臉頰被自己扇的紅腫,他愧疚地說:「老婆,我錯了,我……」
他毫不留情地把保姆一家趕出去,一貫不打女人的他甚至忍不住抬手扇了那個女孩。
他流著眼淚看著女孩說:「你想讓我和我老婆分開,不可能的。」
他給我看監控錄像,確確實實是保姆的女兒穿了我掛在陽臺的睡衣進了臥室。
那時他跪在地上,邊哭邊扇自己:「老婆,你做什麼都可以,是我混蛋,是我混蛋。」
最後他仰起紅腫的臉,小心翼翼地看我:「但是,我隻有一個要求,不想和你離婚。
「我好不容易娶到你。」
3
我把剛買的玫瑰花放進大衣口袋,買了最快的機票回 a 城。
蔣淮川見我不理他,在我登機前還打了電話。
我沒接,他可憐巴巴地問我:「是我惹你生氣了嗎?楠楠,明天我肯定乖乖在家裡等你。」
上輩子我們糾纏了幾乎四年。
我看著他由一開始的愧疚小心翼翼,不敢回家。
變成後來真的攬著不同的女人破罐子破摔。
他指著我的鼻子字字句句說:「夏楠,是不是怎麼樣你都不肯原諒我,好啊,那就不原諒!
「我們就這麼過吧。」
也許是後來他真的遇到了喜歡的人,說著要拖我一輩子的人給我遞了離婚申請書。
他說:「財產給你一半,盡早離了吧。
」
我看著他漫不經心的模樣,咬牙切齒一字一句地把那句話還給他。
「蔣淮川,我不籤。
「我也不原諒你,你休想擺脫我。」
上輩子很長一段時間我想的都是:隻要我不離婚,他墓碑旁邊還是我的名字,他身邊的女人他所謂的真愛到頭也是見不得光的玩意兒。

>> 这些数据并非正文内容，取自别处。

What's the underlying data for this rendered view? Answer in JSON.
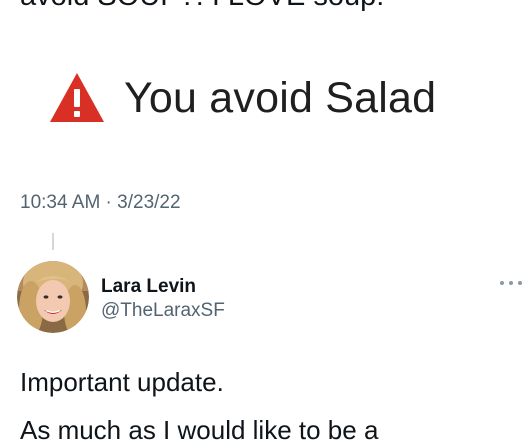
{
  "previous_tweet": {
    "text_tail": "avoid SOUP?! I LOVE soup!",
    "media_warning": {
      "icon": "warning-triangle-icon",
      "text": "You avoid Salad",
      "icon_color": "#d93025"
    },
    "timestamp": "10:34 AM · 3/23/22"
  },
  "reply_tweet": {
    "display_name": "Lara Levin",
    "handle": "@TheLaraxSF",
    "more_icon": "more-horizontal-icon",
    "text_line1": "Important update.",
    "text_line2": "As much as I would like to be a"
  },
  "colors": {
    "text_primary": "#0f1419",
    "text_secondary": "#536471",
    "thread_line": "#cfd9de"
  }
}
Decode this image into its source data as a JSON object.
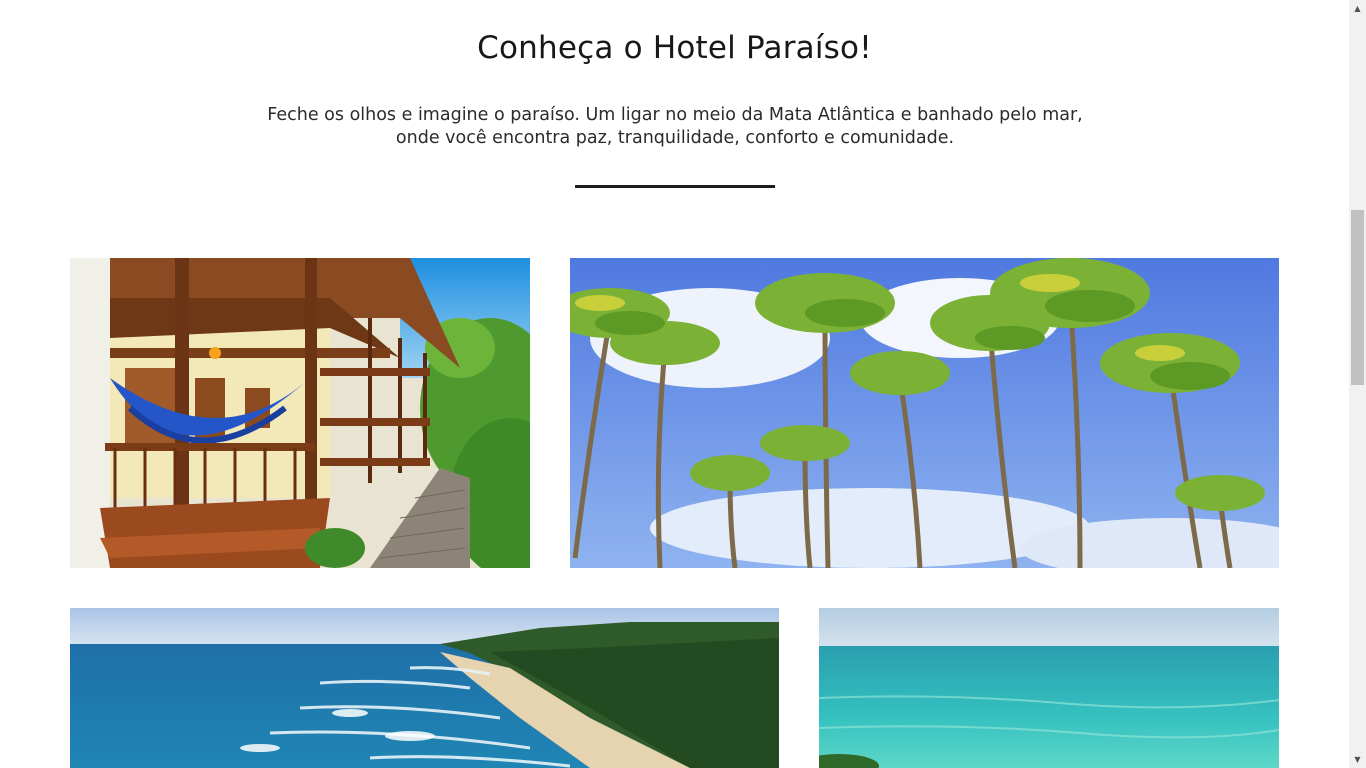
{
  "section": {
    "title": "Conheça o Hotel Paraíso!",
    "intro_line1": "Feche os olhos e imagine o paraíso. Um ligar no meio da Mata Atlântica e banhado pelo mar,",
    "intro_line2": "onde você encontra paz, tranquilidade, conforto e comunidade."
  },
  "gallery": [
    {
      "name": "hotel-building-photo"
    },
    {
      "name": "coconut-palms-photo"
    },
    {
      "name": "beach-coastline-photo"
    },
    {
      "name": "turquoise-sea-photo"
    }
  ],
  "colors": {
    "text": "#181818",
    "divider": "#1d1d1d",
    "sky": "#5b8fe6",
    "sea": "#2aa6b8"
  },
  "scrollbar": {
    "up_icon": "triangle-up-icon",
    "down_icon": "triangle-down-icon"
  }
}
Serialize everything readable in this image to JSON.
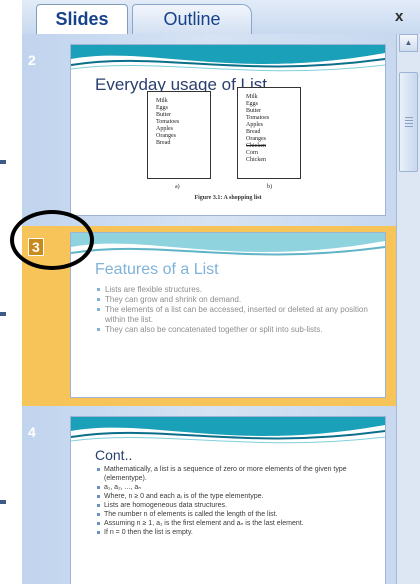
{
  "tabs": [
    {
      "label": "Slides",
      "active": true
    },
    {
      "label": "Outline",
      "active": false
    }
  ],
  "close_label": "x",
  "slides": [
    {
      "number": "2",
      "title": "Everyday usage of List",
      "lists": {
        "a": [
          "Milk",
          "Eggs",
          "Butter",
          "Tomatoes",
          "Apples",
          "Oranges",
          "Bread"
        ],
        "b": [
          "Milk",
          "Eggs",
          "Butter",
          "Tomatoes",
          "Apples",
          "Bread",
          "Oranges",
          "Chicken",
          "Corn",
          "Chicken"
        ]
      },
      "labels": [
        "a)",
        "b)"
      ],
      "caption": "Figure 3.1: A shopping list"
    },
    {
      "number": "3",
      "selected": true,
      "title": "Features of a List",
      "bullets": [
        "Lists are flexible structures.",
        "They can grow and shrink on demand.",
        "The elements of a list can be accessed, inserted or deleted at any position within the list.",
        "They can also be concatenated together or split into sub-lists."
      ]
    },
    {
      "number": "4",
      "title": "Cont..",
      "bullets": [
        "Mathematically, a list is a sequence of zero or more elements of the given type (elementype).",
        "a₁, a₂, ..., aₙ",
        "Where, n ≥ 0 and each aᵢ is of the type elementype.",
        "Lists are homogeneous data structures.",
        "The number n of elements is called the length of the list.",
        "Assuming n ≥ 1, a₁ is the first element and aₙ is the last element.",
        "If n = 0 then the list is empty."
      ]
    }
  ],
  "colors": {
    "selection": "#f7c45a",
    "panel": "#c1d4ee",
    "tab_text": "#15428b"
  }
}
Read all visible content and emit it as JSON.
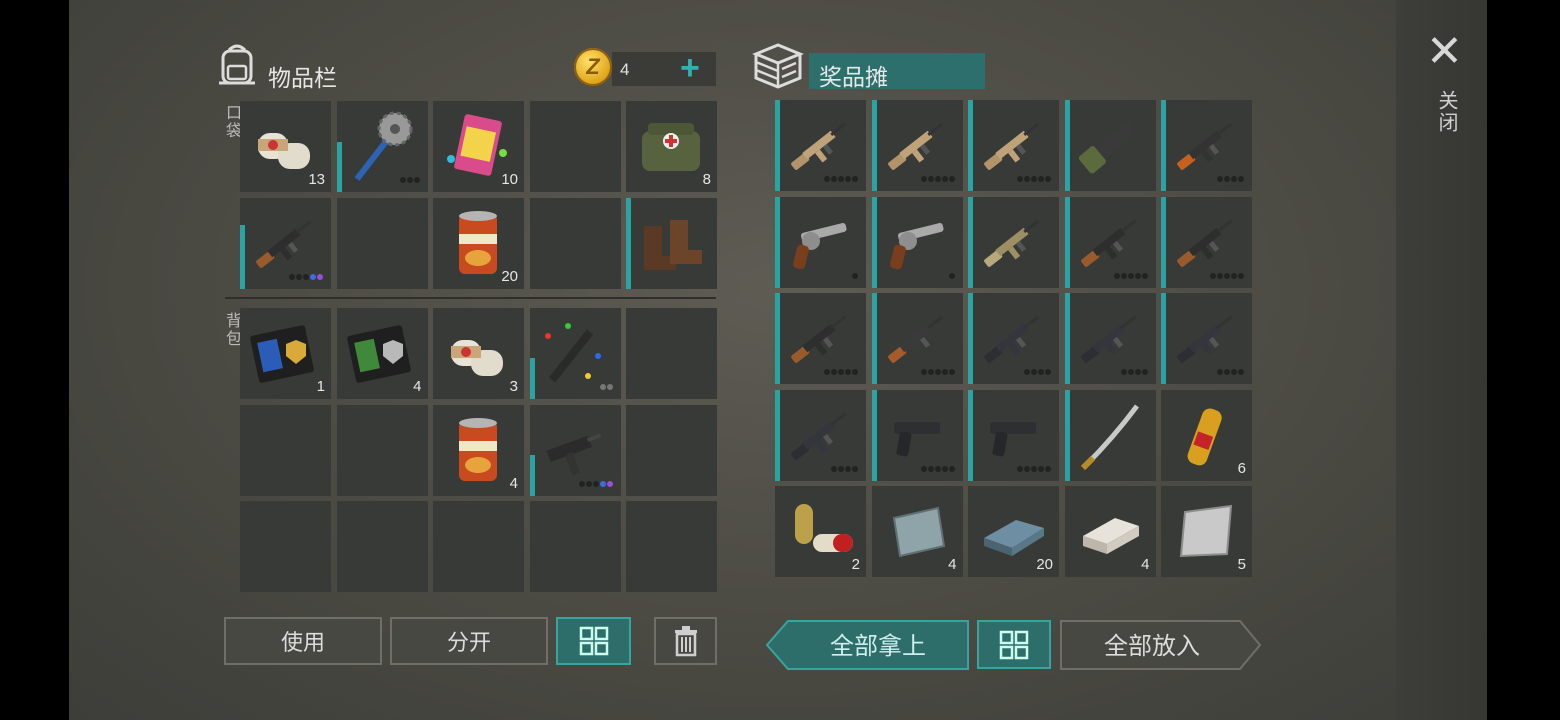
{
  "inventory": {
    "title": "物品栏",
    "pocket_label": "口袋",
    "backpack_label": "背包"
  },
  "currency": {
    "amount": "4",
    "coin_symbol": "Z",
    "add_symbol": "+"
  },
  "loot": {
    "title": "奖品摊"
  },
  "close": {
    "symbol": "✕",
    "label": "关闭"
  },
  "buttons": {
    "use": "使用",
    "split": "分开",
    "take_all": "全部拿上",
    "put_all": "全部放入"
  },
  "colors": {
    "accent": "#2aa4a3",
    "panel": "#383a37",
    "background": "#4b4a43"
  },
  "pocket_slots": [
    {
      "icon": "bandage-icon",
      "qty": "13",
      "condition": 0
    },
    {
      "icon": "saw-blade-mace-icon",
      "qty": "",
      "condition": 0.55,
      "dots": [
        "d",
        "d",
        "d"
      ]
    },
    {
      "icon": "confetti-pack-icon",
      "qty": "10",
      "condition": 0
    },
    {
      "icon": "",
      "qty": "",
      "condition": 0
    },
    {
      "icon": "medkit-bag-icon",
      "qty": "8",
      "condition": 0
    },
    {
      "icon": "shotgun-icon",
      "qty": "",
      "condition": 0.7,
      "dots": [
        "d",
        "d",
        "d",
        "blue",
        "purple"
      ]
    },
    {
      "icon": "",
      "qty": "",
      "condition": 0
    },
    {
      "icon": "canned-food-icon",
      "qty": "20",
      "condition": 0
    },
    {
      "icon": "",
      "qty": "",
      "condition": 0
    },
    {
      "icon": "boots-icon",
      "qty": "",
      "condition": 1
    }
  ],
  "backpack_slots": [
    {
      "icon": "police-badge-blue-icon",
      "qty": "1",
      "condition": 0
    },
    {
      "icon": "police-badge-green-icon",
      "qty": "4",
      "condition": 0
    },
    {
      "icon": "bandage-icon",
      "qty": "3",
      "condition": 0
    },
    {
      "icon": "confetti-launcher-icon",
      "qty": "",
      "condition": 0.45,
      "dots": [
        "grey",
        "grey"
      ]
    },
    {
      "icon": "",
      "qty": "",
      "condition": 0
    },
    {
      "icon": "",
      "qty": "",
      "condition": 0
    },
    {
      "icon": "",
      "qty": "",
      "condition": 0
    },
    {
      "icon": "canned-food-icon",
      "qty": "4",
      "condition": 0
    },
    {
      "icon": "uzi-icon",
      "qty": "",
      "condition": 0.45,
      "dots": [
        "d",
        "d",
        "d",
        "blue",
        "purple"
      ]
    },
    {
      "icon": "",
      "qty": "",
      "condition": 0
    },
    {
      "icon": "",
      "qty": "",
      "condition": 0
    },
    {
      "icon": "",
      "qty": "",
      "condition": 0
    },
    {
      "icon": "",
      "qty": "",
      "condition": 0
    },
    {
      "icon": "",
      "qty": "",
      "condition": 0
    },
    {
      "icon": "",
      "qty": "",
      "condition": 0
    }
  ],
  "loot_slots": [
    {
      "icon": "scar-rifle-icon",
      "qty": "",
      "condition": 1,
      "dots": [
        "d",
        "d",
        "d",
        "d",
        "d"
      ]
    },
    {
      "icon": "scar-rifle-icon",
      "qty": "",
      "condition": 1,
      "dots": [
        "d",
        "d",
        "d",
        "d",
        "d"
      ]
    },
    {
      "icon": "scar-rifle-icon",
      "qty": "",
      "condition": 1,
      "dots": [
        "d",
        "d",
        "d",
        "d",
        "d"
      ]
    },
    {
      "icon": "minigun-icon",
      "qty": "",
      "condition": 1,
      "dots": []
    },
    {
      "icon": "svd-rifle-icon",
      "qty": "",
      "condition": 1,
      "dots": [
        "d",
        "d",
        "d",
        "d"
      ]
    },
    {
      "icon": "revolver-icon",
      "qty": "",
      "condition": 1,
      "dots": [
        "d"
      ]
    },
    {
      "icon": "revolver-icon",
      "qty": "",
      "condition": 1,
      "dots": [
        "d"
      ]
    },
    {
      "icon": "rocket-launcher-icon",
      "qty": "",
      "condition": 1,
      "dots": []
    },
    {
      "icon": "shotgun-icon",
      "qty": "",
      "condition": 1,
      "dots": [
        "d",
        "d",
        "d",
        "d",
        "d"
      ]
    },
    {
      "icon": "shotgun-icon",
      "qty": "",
      "condition": 1,
      "dots": [
        "d",
        "d",
        "d",
        "d",
        "d"
      ]
    },
    {
      "icon": "shotgun-icon",
      "qty": "",
      "condition": 1,
      "dots": [
        "d",
        "d",
        "d",
        "d",
        "d"
      ]
    },
    {
      "icon": "ak-rifle-icon",
      "qty": "",
      "condition": 1,
      "dots": [
        "d",
        "d",
        "d",
        "d",
        "d"
      ]
    },
    {
      "icon": "m16-rifle-icon",
      "qty": "",
      "condition": 1,
      "dots": [
        "d",
        "d",
        "d",
        "d"
      ]
    },
    {
      "icon": "m16-rifle-icon",
      "qty": "",
      "condition": 1,
      "dots": [
        "d",
        "d",
        "d",
        "d"
      ]
    },
    {
      "icon": "m16-rifle-icon",
      "qty": "",
      "condition": 1,
      "dots": [
        "d",
        "d",
        "d",
        "d"
      ]
    },
    {
      "icon": "m16-rifle-icon",
      "qty": "",
      "condition": 1,
      "dots": [
        "d",
        "d",
        "d",
        "d"
      ]
    },
    {
      "icon": "pistol-icon",
      "qty": "",
      "condition": 1,
      "dots": [
        "d",
        "d",
        "d",
        "d",
        "d"
      ]
    },
    {
      "icon": "pistol-icon",
      "qty": "",
      "condition": 1,
      "dots": [
        "d",
        "d",
        "d",
        "d",
        "d"
      ]
    },
    {
      "icon": "katana-icon",
      "qty": "",
      "condition": 1,
      "dots": []
    },
    {
      "icon": "ampoule-icon",
      "qty": "6",
      "condition": 0
    },
    {
      "icon": "pills-icon",
      "qty": "2",
      "condition": 0
    },
    {
      "icon": "metal-plate-icon",
      "qty": "4",
      "condition": 0
    },
    {
      "icon": "steel-ingot-icon",
      "qty": "20",
      "condition": 0
    },
    {
      "icon": "silver-ingot-icon",
      "qty": "4",
      "condition": 0
    },
    {
      "icon": "aluminum-sheet-icon",
      "qty": "5",
      "condition": 0
    }
  ]
}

直到我生了一場病,最開始隻是流鼻血,次數越來越多時我意識到不對勁。
醫生語氣平靜地說:「小病,你家裡人來了嗎,喊他們進來。」
我渾身發抖,顫著聲音告訴他:「就我一個人,什麼問題你和我說吧。」
他糾結了又糾結,最後輕了語氣告訴我:「要化療。」
上輩子那年我才二十七歲,怎麼都想不到會和癌扯在一起。
那段時間我積極配合治療,頻頻往醫院跑,
最後直接住在了醫院。
我一心一意想的都是怎麼康復,蔣淮川出軌這件事在生S面前好像一下子變得微不足道起來。
隻是我還是忽視了蔣淮川在我心裡的位置。
化療那麼疼,我都沒有放棄的念頭。
我第一次想放棄,是在我化療回家收拾東西時。
他沒想到我會回來,手裡正拿著一條灰色圍巾。
他抬頭淡淡瞥了我一眼,繼續拿圍巾小心擦拭坐在沙發上女生裸露的小腿。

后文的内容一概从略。